We use our laptops for business and personal use and we expect the company to buy those as part of the workplace. It’s RARE that someone wants to use their own laptop at work…and is even greeted with a degree of suspicion for what kind of secrets he or she wants to steal. For example, I had an employee who wanted to write code on his personal laptop. I was adamant that he writes code only on a company laptop out of fear that we’d lose control of the code…let alone having the code physically leave when/if he left the company or lost the laptop. Clearly this was during a time when consumer facing cloud storage solutions were not prevalent.

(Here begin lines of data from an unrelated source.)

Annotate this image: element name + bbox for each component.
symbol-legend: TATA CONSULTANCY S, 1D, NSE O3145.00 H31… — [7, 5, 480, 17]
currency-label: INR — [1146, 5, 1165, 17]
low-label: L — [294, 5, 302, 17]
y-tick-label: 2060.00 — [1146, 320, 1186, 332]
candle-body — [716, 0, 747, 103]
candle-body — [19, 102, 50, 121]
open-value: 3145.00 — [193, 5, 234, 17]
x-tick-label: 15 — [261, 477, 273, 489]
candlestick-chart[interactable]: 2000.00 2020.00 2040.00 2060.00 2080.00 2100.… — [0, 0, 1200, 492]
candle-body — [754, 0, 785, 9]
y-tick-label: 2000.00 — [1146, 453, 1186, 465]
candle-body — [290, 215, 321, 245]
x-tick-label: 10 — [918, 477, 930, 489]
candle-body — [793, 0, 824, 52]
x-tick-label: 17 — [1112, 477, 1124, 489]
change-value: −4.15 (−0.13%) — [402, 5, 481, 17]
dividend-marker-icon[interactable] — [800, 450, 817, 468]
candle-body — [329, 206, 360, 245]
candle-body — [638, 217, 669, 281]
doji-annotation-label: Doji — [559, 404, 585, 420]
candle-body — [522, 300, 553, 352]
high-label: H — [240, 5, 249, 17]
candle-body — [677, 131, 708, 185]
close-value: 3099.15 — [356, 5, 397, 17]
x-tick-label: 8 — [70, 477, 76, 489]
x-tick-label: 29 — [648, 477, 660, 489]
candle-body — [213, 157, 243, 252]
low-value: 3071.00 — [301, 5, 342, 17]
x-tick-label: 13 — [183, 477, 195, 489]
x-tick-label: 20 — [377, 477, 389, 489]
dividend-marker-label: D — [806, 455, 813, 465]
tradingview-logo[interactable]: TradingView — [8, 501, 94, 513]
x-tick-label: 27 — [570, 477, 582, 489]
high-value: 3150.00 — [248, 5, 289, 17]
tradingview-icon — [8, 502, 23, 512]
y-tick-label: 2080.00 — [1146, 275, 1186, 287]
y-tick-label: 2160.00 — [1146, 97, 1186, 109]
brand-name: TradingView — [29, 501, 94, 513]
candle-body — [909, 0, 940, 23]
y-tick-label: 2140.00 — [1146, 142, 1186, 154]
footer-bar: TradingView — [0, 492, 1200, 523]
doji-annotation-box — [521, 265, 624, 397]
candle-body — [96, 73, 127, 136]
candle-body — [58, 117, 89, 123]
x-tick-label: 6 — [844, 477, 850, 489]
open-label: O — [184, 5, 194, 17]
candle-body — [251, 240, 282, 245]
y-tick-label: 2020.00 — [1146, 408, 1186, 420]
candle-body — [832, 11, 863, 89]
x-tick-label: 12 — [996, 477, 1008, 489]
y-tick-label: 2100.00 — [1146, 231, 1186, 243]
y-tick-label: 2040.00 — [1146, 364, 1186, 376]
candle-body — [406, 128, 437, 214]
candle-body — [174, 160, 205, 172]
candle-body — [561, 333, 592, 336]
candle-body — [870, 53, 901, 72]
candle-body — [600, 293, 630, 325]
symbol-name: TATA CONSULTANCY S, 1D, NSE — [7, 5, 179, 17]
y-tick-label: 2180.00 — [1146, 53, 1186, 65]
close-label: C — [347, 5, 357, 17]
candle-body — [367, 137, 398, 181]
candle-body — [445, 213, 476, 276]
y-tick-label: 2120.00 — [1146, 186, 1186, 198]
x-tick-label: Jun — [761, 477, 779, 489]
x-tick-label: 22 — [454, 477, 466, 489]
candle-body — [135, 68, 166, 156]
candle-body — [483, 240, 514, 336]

So why are there varying employee expectations for mobile devices and laptops? I think the big difference lies within HOW the employee uses the mobile device and what technology is available on the handset. The handset is a camera, online radio, game console, and an access point to social media. All these use cases are driven by personal preference and interest. I can think of only three common use cases on the work front: check work email, make work calls on the road and dial into WebEx meetings while commuting. Conceptually, the mobile device represents an employee’s personal life…and the employee wants to connect their personal life to the company and all it’s proprietary information.
Let’s take a 15 second commercial break and ponder the significance of this and the implications it has for businesses.
OK…we’re back.
Controlling how much access these “personal life” devices have to company data is MISSION CRITICAL for protecting proprietary information and conforming to regulatory environments. Controlling access is also critical to protecting customer data and preventing breaches from unscrupulous employees. Unfortunately, I can speak to several occasions where I’ve witnessed colleagues opening up sensitive data on their phone…to then upload a file to a personal cloud service. Or instructed company visitors to log on to Wi-Fi…to unknowingly providing them access to the same network files that NDA’d employees have access to. Wow, this is scary when you think about it, isn’t it?
So what to do? No matter how small the company, business must embrace the fact that employees want to bring their own device to work…or better put, want to meld their personal life with their professional life. Internet technology managers must also make implementing an enterprise mobility management (EMM) solution a top priority to control who has access to what company data and through which access points.
There are several EMM solutions out there and it’s up to IT leadership to assess their solution needs and approach the right vendor. However, the lagging IT manager will rue the day that he/she pushes off implementing a solution “until next year.” The Internet and cloud connected nature of mobile devices is a ticking time bomb for important data to leave the company. It’s just a matter of time until the data escapes.